Long-time readers of my blog will know that I am obsessed with backups and with keeping control over data that belongs to me. For example, in additional to a comprehensive backup system I built myself, I have an archive of (legally obtained) music files and movies because I don’t trust any of the cloud music and video apps to preserve my access to them, and my family’s photo / video archive is stored on a Synology NAS in my basement rather than in Google Photos or any other cloud photo app.
When it comes to social media, however, this starts to break down. Most of the for-profit social media sites make it somewhere between difficult and impossible to regularly, automatically export your data and save it in a format you’ll be able to use later. They usually have a process for requesting an archive of all the data they have about you, but it’s usually cumbersome and slow and can’t be automated, and there are frequently limits on how often you can use it.

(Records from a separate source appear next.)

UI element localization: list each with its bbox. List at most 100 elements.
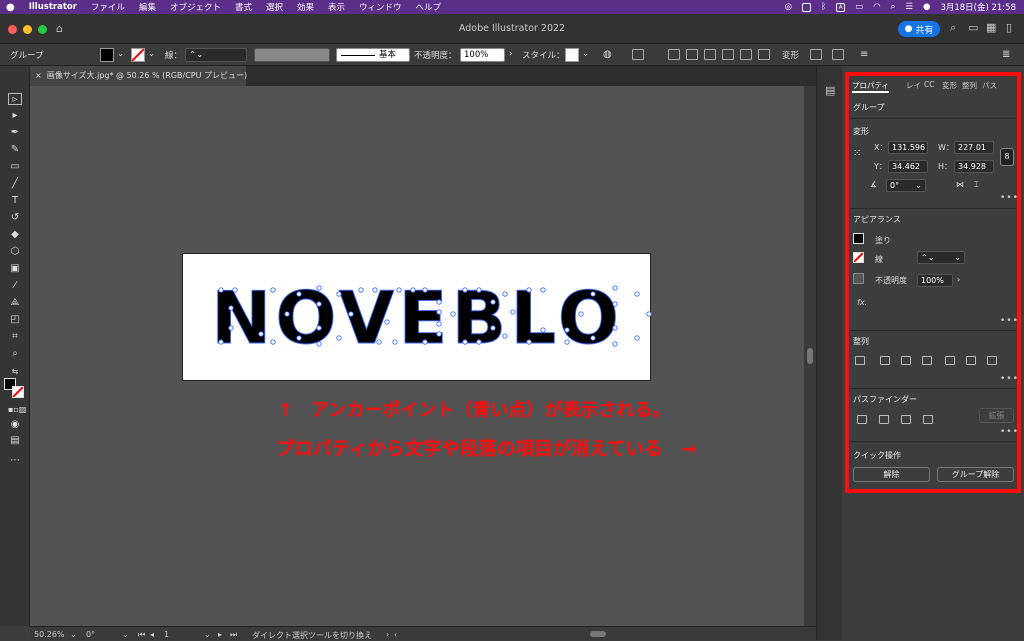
variable-width-select[interactable]	[254, 48, 330, 62]
layout-icon[interactable]: ▭	[968, 21, 978, 34]
anchor-point[interactable]	[358, 287, 364, 293]
close-tab-icon[interactable]: ×	[35, 71, 42, 80]
anchor-point[interactable]	[348, 311, 354, 317]
menu-file[interactable]: ファイル	[91, 1, 125, 13]
vertical-scrollbar[interactable]	[804, 86, 816, 626]
menu-type[interactable]: 書式	[235, 1, 252, 13]
anchor-point[interactable]	[396, 287, 402, 293]
stroke-weight-input[interactable]: ⌃⌄	[185, 48, 247, 62]
menu-icon[interactable]: ≡	[860, 49, 868, 60]
selection-tool-icon[interactable]: ▹	[8, 93, 22, 105]
direct-selection-tool-icon[interactable]: ▸	[8, 110, 22, 122]
menu-object[interactable]: オブジェクト	[170, 1, 221, 13]
anchor-point[interactable]	[410, 287, 416, 293]
align-left-icon[interactable]	[668, 49, 680, 60]
anchor-point[interactable]	[526, 339, 532, 345]
brush-select[interactable]: 基本	[336, 48, 410, 62]
chevron-down-icon[interactable]: ⌄	[204, 630, 211, 639]
align-to-icon[interactable]	[632, 49, 644, 60]
outlined-text[interactable]: NOVEBLO	[183, 254, 652, 382]
anchor-point[interactable]	[526, 287, 532, 293]
chevron-down-icon[interactable]: ⌄	[148, 49, 155, 59]
align-bottom-icon[interactable]	[758, 49, 770, 60]
artboard[interactable]: NOVEBLO	[182, 253, 652, 382]
gradient-tool-icon[interactable]: ▣	[8, 263, 22, 275]
align-middle-icon[interactable]	[740, 49, 752, 60]
search-icon[interactable]: ⌕	[950, 21, 956, 35]
anchor-point[interactable]	[336, 335, 342, 341]
type-tool-icon[interactable]: T	[8, 195, 22, 207]
rectangle-tool-icon[interactable]: ▭	[8, 161, 22, 173]
panel-toggle-icon[interactable]: ▯	[1006, 21, 1012, 34]
anchor-point[interactable]	[502, 291, 508, 297]
comments-icon[interactable]: ▤	[825, 84, 835, 97]
anchor-point[interactable]	[422, 339, 428, 345]
anchor-point[interactable]	[510, 309, 516, 315]
menu-window[interactable]: ウィンドウ	[359, 1, 402, 13]
edit-toolbar-icon[interactable]: ⋯	[8, 455, 22, 467]
clock[interactable]: 3月18日(金) 21:58	[940, 1, 1016, 13]
anchor-point[interactable]	[218, 339, 224, 345]
anchor-point[interactable]	[232, 287, 238, 293]
anchor-point[interactable]	[450, 311, 456, 317]
swap-colors-icon[interactable]: ⇆	[8, 366, 22, 378]
bluetooth-icon[interactable]: ᛒ	[821, 2, 826, 12]
pen-tool-icon[interactable]: ✒	[8, 127, 22, 139]
anchor-point[interactable]	[316, 301, 322, 307]
anchor-point[interactable]	[336, 291, 342, 297]
anchor-point[interactable]	[564, 339, 570, 345]
anchor-point[interactable]	[634, 335, 640, 341]
input-source-icon[interactable]: A	[836, 2, 846, 12]
anchor-point[interactable]	[540, 287, 546, 293]
anchor-point[interactable]	[634, 291, 640, 297]
arrange-icon[interactable]	[832, 49, 844, 60]
align-right-icon[interactable]	[704, 49, 716, 60]
stroke-swatch[interactable]	[131, 48, 145, 62]
anchor-point[interactable]	[436, 309, 442, 315]
artboard-tool-icon[interactable]: ⌗	[8, 331, 22, 343]
screen-mode-icon[interactable]: ▤	[8, 435, 22, 447]
shape-builder-tool-icon[interactable]: ⬡	[8, 246, 22, 258]
rotation-value[interactable]: 0°	[86, 630, 95, 639]
anchor-point[interactable]	[462, 287, 468, 293]
search-icon[interactable]: ⌕	[891, 2, 896, 12]
zoom-tool-icon[interactable]: ⌕	[8, 348, 22, 360]
anchor-point[interactable]	[384, 319, 390, 325]
anchor-point[interactable]	[316, 325, 322, 331]
anchor-point[interactable]	[590, 291, 596, 297]
horizontal-scroll-thumb[interactable]	[590, 631, 606, 637]
menu-help[interactable]: ヘルプ	[416, 1, 442, 13]
anchor-point[interactable]	[590, 335, 596, 341]
anchor-point[interactable]	[612, 325, 618, 331]
curvature-tool-icon[interactable]: ✎	[8, 144, 22, 156]
workspace-icon[interactable]: ▦	[986, 21, 996, 34]
chevron-right-icon[interactable]: ›	[509, 49, 512, 59]
color-mode-icon[interactable]: ▪▫▨	[8, 404, 26, 416]
anchor-point[interactable]	[392, 339, 398, 345]
fill-swatch[interactable]	[100, 48, 114, 62]
anchor-point[interactable]	[540, 327, 546, 333]
chevron-down-icon[interactable]: ⌄	[70, 630, 77, 639]
last-artboard-icon[interactable]: ⏭	[230, 630, 237, 640]
anchor-point[interactable]	[612, 285, 618, 291]
anchor-point[interactable]	[316, 285, 322, 291]
share-button[interactable]: ● 共有	[898, 21, 940, 37]
anchor-point[interactable]	[578, 311, 584, 317]
align-top-icon[interactable]	[722, 49, 734, 60]
menu-select[interactable]: 選択	[266, 1, 283, 13]
opacity-input[interactable]: 100%	[460, 48, 505, 62]
anchor-point[interactable]	[502, 333, 508, 339]
battery-icon[interactable]: ▭	[855, 2, 863, 12]
menu-effect[interactable]: 効果	[297, 1, 314, 13]
anchor-point[interactable]	[490, 299, 496, 305]
artboard-number[interactable]: 1	[164, 630, 169, 639]
anchor-point[interactable]	[490, 325, 496, 331]
opacity-label[interactable]: 不透明度：	[414, 49, 457, 61]
paintbrush-tool-icon[interactable]: ╱	[8, 178, 22, 190]
chevron-down-icon[interactable]: ⌄	[117, 49, 124, 59]
anchor-point[interactable]	[646, 311, 652, 317]
eyedropper-tool-icon[interactable]: ⁄	[8, 280, 22, 292]
panel-menu-icon[interactable]: ≣	[1002, 49, 1010, 60]
chevron-right-icon[interactable]: ›	[386, 630, 389, 639]
anchor-point[interactable]	[270, 287, 276, 293]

But there is good news! When I migrated recently from Twitter (ugh!) to Mastodon, I was delighted to discover that Mastodon has a public API that anyone can use, that said API exposes nearly all of my data, and that someone else had already written a tool for exporting it called mastodon-archive
.
In addition to this being useful for maintaining control over your data, it is useful in two others ways:
- If you have your Mastodon account set up to auto-delete old posts, which many sites encourage their users to do, you can retain copies of those posts in your archive for future reference.
- If you’re having trouble finding something you posted at some point in the past because full-text search in Mastodon isn’t great, you can load the archive file into a text editor and search through it to your heart’s content.
After spending a bit of time playing with mastodon-archive
, I found it lacking a few features that were important to me, so I modified the tool to add those features, and the maintainer of the tool was kind enough to accept my patches, so the code I added will be present in the next release. Here’s what I added:
- I added a
--quiet
command-line option which tells the script not to generate any “normal” (non-error) informational output while it is archiving, so that it can be run from a cron job without generating emails when everything is working fine. - Similarly, I added a
--suppress-errors
command-line option when archiving media files which tells the script not to complain when it can’t download a particular media file because it’s just not there. - I taught the script how to download and archive the lists of users I’ve muted, the list of user’s I’ve blocked, and the private notes I’ve added to the profiles of my follows, followers, muted users, and blocked users (it currently isn’t possible to download all private notes, a deficiency which I hope will be fixed in a future release).
Given all that background information, here’s what I’m doing to regularly archive the content from my Mastodon account. If you care about maintaining control of your data as much as I do, you might want to consider doing something like this yourself.
(These instructions assume you know how to install Python packages and set up cron jobs. Explaining how to do these things is outside the scope of this article.)
First, install the mastodon-archive
utility referenced above. Once the next version after 1.4.2 is posted on PyPI, you can install from there. Until then, you should install from the Github repository to get my changes, e.g., “pip install https://github.com/kensanata/mastodon-archive/archive/main.zip
“.
In the directory on your local machine where you want to download and archive your data regularly, run “mastodon-archive login user@host
“, where “user@host” is your Mastodon username and hostname.
Create a shell script which looks something like this (you need to fill in “[user@host]” and “[archive-directory]” with your Mastodon username and hostname and the directory in which you just ran the mastodon-archive login
command:
#!/usr/bin/env -S bash -e
# -*- mode: sh; sh-shell: bash; -*-
quiet=--quiet
suppress=--suppress-errors
while [ "x$1" != "x" ]; do
case "$1" in
--verbose|-v)
shift
quiet=
suppress=
;;
*)
echo "Unrecognized argument \"$1\"" 1>&2
exit 1
;;
esac
done
accounts="[user@host]"
cd [archive-directory]
for account in $accounts; do
mastodon-archive $quiet archive --with-followers --with-following \
--with-mutes --with-blocks --with-notes $account
for coll in statuses favourites bookmarks; do
mastodon-archive $quiet media --collection $coll $suppress $account
done
done
(Note that there are additional archiving options you may wish to specify; see the documentation for the script on its home page for additional information.)
Create a cron job to run the shell script regularly. For example, I have this cron job set up to run it at midnight every night:
0 0 * * * PATH=/usr/local/bin:$PATH $HOME/src/scripts/mastodon-archive-cron
Make sure the directory you’re archiving into is being backed up by whatever you have set up to back up your data in general.
Et voila! If you ever lose access to your Mastodon account, either because your server goes down or because you get banned or whatever, you will have a recent copy of your data to facilitate starting over without losing everything.